À partir de ce mardi 26 mai, la cour d'assises spéciale de Rennes se penche sur l'affaire tragique qui a failli coûter la vie à Mahammad Mirzali, un blogueur dissident azerbaïdjanais désormais résident en France. Neuf suspects, impliqués dans la tentative de meurtre, seront jugés sous un encadrement de sécurité renforcé.
Selon l'avocat de Mirzali, ce procès est bien plus qu’un simple affrontement juridique : il s’agit d’un test pour la liberté d’expression face à un régime perçu comme autoritaire. "Ce procès n’est pas seulement celui de l’attaque, mais celui du droit de critiquer un gouvernement despotique", a-t-il affirmé.
Les membres du prétendu "commando" sont tous de nationalité azerbaïdjanaise et persistent à nier leur implication dans l’agression. Les enquêtes se concentrent également sur les présumés commanditaires qui, selon l’avocat, pourraient avoir des liens jusqu’aux plus hautes sphères du pouvoir azerbaïdjanais.
Les révélations contestées
Les mesures de sécurité sont particulièrement strictes afin de protéger Mirzali, qui, depuis son agression, vit sous protection policière. Le jeune homme de 32 ans, réfugié politique en France depuis 2015, a utilisé sa voix pour dénoncer les travers du régime d’Ilham Aliyev, amassant ainsi des centaines de milliers d’abonnés sur sa chaîne YouTube.
"Il est inquiet, même après le procès, car les menaces pourraient persister", rapporte son avocat, Me Henri Carpentier.
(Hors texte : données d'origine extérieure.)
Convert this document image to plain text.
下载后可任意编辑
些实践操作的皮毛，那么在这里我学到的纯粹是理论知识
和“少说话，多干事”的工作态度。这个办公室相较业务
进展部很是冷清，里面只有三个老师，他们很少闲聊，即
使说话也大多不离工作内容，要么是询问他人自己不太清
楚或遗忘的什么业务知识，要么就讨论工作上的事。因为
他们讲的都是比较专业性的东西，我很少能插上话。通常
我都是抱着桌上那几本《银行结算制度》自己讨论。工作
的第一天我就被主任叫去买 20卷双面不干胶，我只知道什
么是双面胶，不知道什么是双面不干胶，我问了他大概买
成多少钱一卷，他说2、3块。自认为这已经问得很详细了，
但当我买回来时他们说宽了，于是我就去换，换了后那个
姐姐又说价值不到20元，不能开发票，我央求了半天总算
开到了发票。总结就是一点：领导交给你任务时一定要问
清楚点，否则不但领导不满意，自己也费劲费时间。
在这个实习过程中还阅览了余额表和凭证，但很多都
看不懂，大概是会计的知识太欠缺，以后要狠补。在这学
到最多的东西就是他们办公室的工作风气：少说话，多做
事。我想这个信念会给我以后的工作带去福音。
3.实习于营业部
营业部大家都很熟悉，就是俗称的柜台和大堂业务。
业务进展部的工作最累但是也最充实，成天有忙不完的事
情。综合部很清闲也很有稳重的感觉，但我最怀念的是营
Mirzali se souvient des coups de couteau qu'il a reçus lors de l'attaque, où il a été blessé à plusieurs reprises, suscitant des craintes pour sa vie. "Ce que l’on a voulu tuer, c’est la voix qui dénonce les scandales de la corruption", a ajouté son avocat.
Un contexte lourd
Bien que les responsables de l’assassinat n’aient pas été identifiés, il reste évident que les menaces proviennent des plus hautes hiérarchies azerbaïdjanaises, selon Me Carpentier. Par ailleurs, Mirzali a été condamné par contumace à six ans et demi de prison dans son pays d'origine.
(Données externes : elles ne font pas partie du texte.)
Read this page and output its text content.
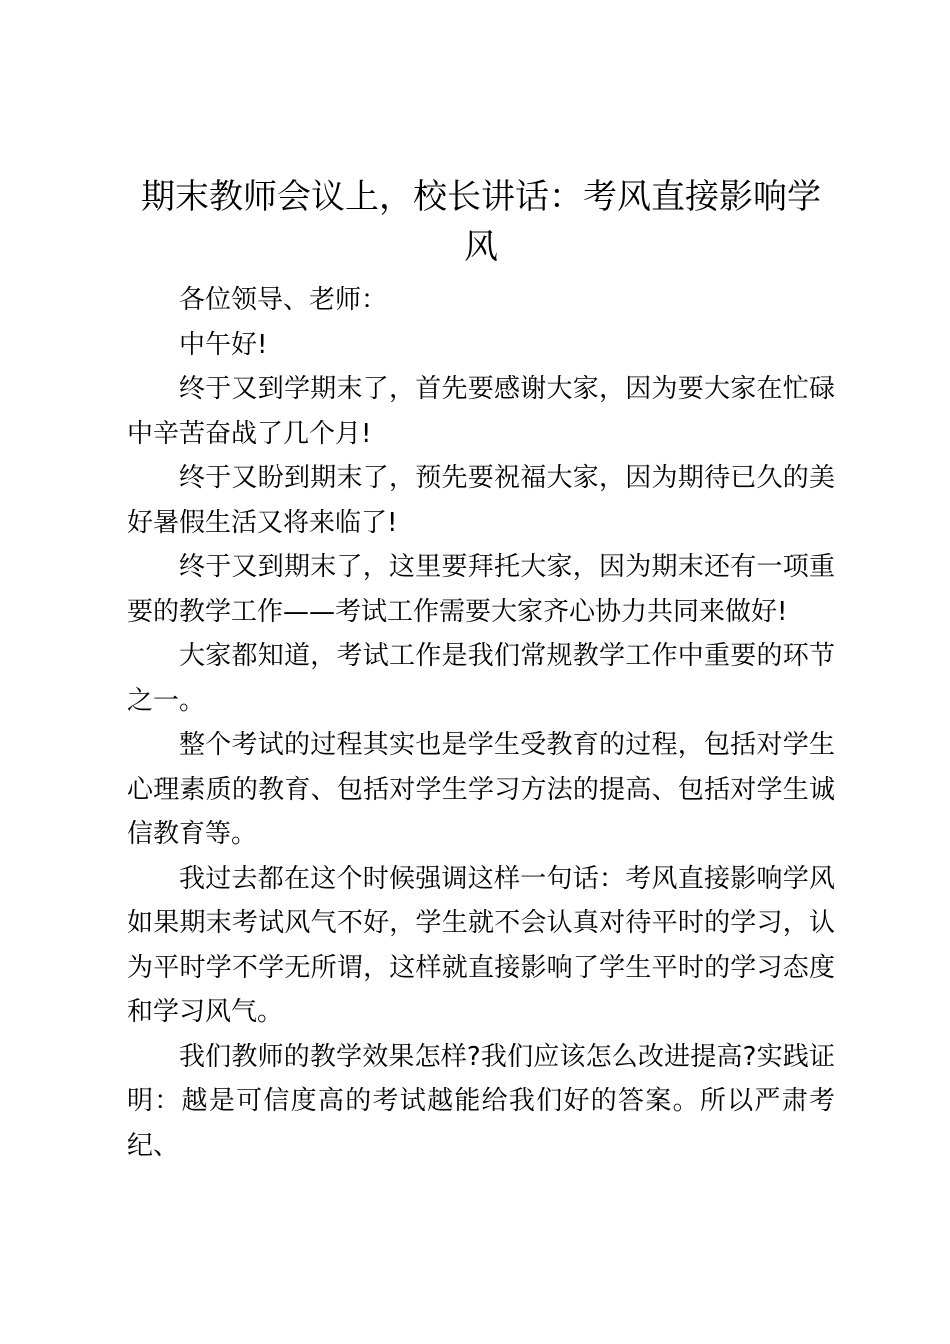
期末教师会议上，校长讲话：考风直接影响学风

各位领导、老师：

中午好!

终于又到学期末了，首先要感谢大家，因为要大家在忙碌中辛苦奋战了几个月!

终于又盼到期末了，预先要祝福大家，因为期待已久的美好暑假生活又将来临了!

终于又到期末了，这里要拜托大家，因为期末还有一项重要的教学工作——考试工作需要大家齐心协力共同来做好!

大家都知道，考试工作是我们常规教学工作中重要的环节之一。

整个考试的过程其实也是学生受教育的过程，包括对学生心理素质的教育、包括对学生学习方法的提高、包括对学生诚信教育等。

我过去都在这个时候强调这样一句话：考风直接影响学风如果期末考试风气不好，学生就不会认真对待平时的学习，认为平时学不学无所谓，这样就直接影响了学生平时的学习态度和学习风气。

我们教师的教学效果怎样?我们应该怎么改进提高?实践证明：越是可信度高的考试越能给我们好的答案。所以严肃考纪、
Parmi les accusés, un homme, en réalité un Azerbaïdjanais identifié comme Emin Qasimov, a été interpellé en possession d'un faux passeport. Il est jugé pour "tentative de meurtre en bande organisée", un crime passible d'une peine de réclusion à perpétuité.
Le procès, qui pourrait se poursuivre jusqu'au 12 juin, n’inclut pas seulement les membres du commando, mais aussi des complices qui seront jugés pour association de malfaiteurs.